I have seen quite a few references to a type of investing scheme being mentioned on the internet. The idea is to be involved in real estate, but not by purchasing the property yourself, or so goes the idea.
I have written on this topic before, but not in this forum. Although the scheme is not described as such, the idea is that you as an investor sort of take the place of a Realtor, acting as the broker for a sale. Home sales can take place without a Realtor or lawyer, and with many people considering the FSBO method with the idea that they will save a great deal of money, the belief that an investor would find a way into this market is understandable.
This method of selling is portrayed as being beneficial to all involved, and if you follow the script, you do seem to be helping others and yourself. The investor has to find a home that is on the verge of foreclosure, stepping in to be the guardian angel by assuming the payments for the house while finding a buyer quickly. The longer it takes to sell the house in this method; the more money you loose on the deal. The seller gets out of a house they cannot afford, gaining no additional money from the sale. Basically loosing any equity they may have built up. The buyer will get a house for no money down, and at a cheaper price than the market average for the area. The investor will walk away with the difference between what was left in the original loan and the sale price, as well as possibly a little extra each month if the loan for the buyer goes through them. If everything is handled well, everyone does get what they want, but you might not consider it fair.

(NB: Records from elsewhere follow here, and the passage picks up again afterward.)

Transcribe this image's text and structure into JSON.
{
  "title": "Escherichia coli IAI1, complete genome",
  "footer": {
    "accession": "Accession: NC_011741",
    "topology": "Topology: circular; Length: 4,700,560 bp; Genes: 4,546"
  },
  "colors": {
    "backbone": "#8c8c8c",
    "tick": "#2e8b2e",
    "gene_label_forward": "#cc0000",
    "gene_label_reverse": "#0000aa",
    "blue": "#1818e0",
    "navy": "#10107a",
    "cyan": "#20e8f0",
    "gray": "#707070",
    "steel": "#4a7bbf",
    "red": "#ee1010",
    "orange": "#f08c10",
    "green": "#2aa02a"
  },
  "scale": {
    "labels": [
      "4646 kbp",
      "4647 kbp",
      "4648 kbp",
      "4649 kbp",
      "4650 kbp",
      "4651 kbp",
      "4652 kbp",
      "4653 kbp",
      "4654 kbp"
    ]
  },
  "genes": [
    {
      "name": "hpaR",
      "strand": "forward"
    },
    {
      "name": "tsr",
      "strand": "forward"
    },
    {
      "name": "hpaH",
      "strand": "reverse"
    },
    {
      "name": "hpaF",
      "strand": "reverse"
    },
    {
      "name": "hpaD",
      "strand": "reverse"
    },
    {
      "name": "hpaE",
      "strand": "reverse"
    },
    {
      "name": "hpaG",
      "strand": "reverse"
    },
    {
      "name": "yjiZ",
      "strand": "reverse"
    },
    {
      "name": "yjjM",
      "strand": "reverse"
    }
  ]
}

The method used for obtaining the house by the broker will conceal liens from the buyer, and in many cases the buyer will find themselves stuck with the seller’s debt in the form of these liens. This has been the main area of abuse associated with this type of sale. Due to the fact that this has happened a little to frequently, states have been dealing with this investment scheme. In Texas, a new law will take effect in January 2008 to prevent the buyers from knowing about the liens, giving them an option to end the sales contract. Investors who knowingly or unwittingly use this method to sell a house with liens will find that they may be left holding the bag.
This method may not be fair to all involved, but it can be a great help to those in trouble. The plan is also open for easy abuse by a dishonest investor, or it is easy to handle badly by a new investor. If you are considering using this method to be involved in real estate without owning property, go over the details and behave honestly in your transactions if you wish to avoid problems for yourself.